In monkeys, the MD thalamus provides robust, direct afferent inputs to the DLPFC (Barbas, Haswell Henion, & Dermon, 1991; Erickson & Lewis, 2004; Giguere & Goldman‐Rakic, 1988; Goldman‐Rakic & Porrino, 1985; Kievit & Kuypers, 1977; Negyessy & Goldman‐Rakic, 2005). Indeed, the majority of all thalamic input to the monkey DLPFC arises from the MD nucleus of the thalamus (Barbas et al., 1991), and these afferents exuberantly target the middle cortical layers, with sparse and rarely identified afferents in the superficial and deep laminar zones (Barbas et al., 1991; Erickson & Lewis, 2004; Giguere & Goldman‐Rakic, 1988; Negyessy & Goldman‐Rakic, 2005). The axon terminals of MD thalamic projections: (1) contain PV (Munkle, Waldvogel, & Faull, 1999; Negyessy & Goldman‐Rakic, 2005); (2) are glutamatergic (Pirot, Jay, Glowinski, & Thierry, 1994); (3) form Gray's Type I synapses (White, 1986) predominately onto pyramidal cell spines (Melchitzky et al., 1999; Negyessy & Goldman‐Rakic, 2005); and (4) form those synapses exclusively within in the middle laminar zone (layers deep 3–4) (Melchitzky et al., 1999; Negyessy & Goldman‐Rakic, 2005; Williams et al., 1992).

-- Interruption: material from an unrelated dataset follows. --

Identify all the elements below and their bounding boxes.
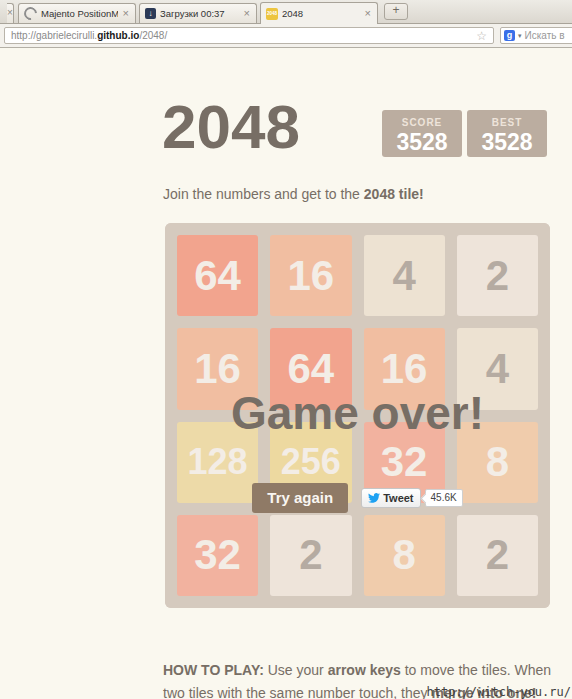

Although the ultrastructural properties of PV thalamocortical and PV interneuron synapses in the monkey DLPFC have been carefully characterized as described above (Melchitzky et al., 1999; Negyessy & Goldman‐Rakic, 2005; Williams et al., 1992), no such characterization exists for the human DLPFC. These data are important to acquire in order to appropriately design and interpret anatomical and functional studies of human DLPFC in disease states. Moreover, the use of experimental and anatomical studies in other species to understand the impact of PV synaptic alterations in human disease requires knowledge of the extent to which nonhuman anatomy reflects that of human. Indeed, differences exist between human and nonhuman primates in prefrontal cortex (PFC) anatomy and PFC‐mediated behaviors (Passingham, 2008; Silbereis, Pochareddy, Zhu, Li, & Sestan, 2016; Vendetti & Bunge, 2014). Consequently, we performed an electron microscopic ultrastructural analysis of PV axonal terminals forming Type I or Type II synapses (putative thalamocortical and interneuron terminals, respectively) in the superficial and middle laminar zones of the human DLPFC.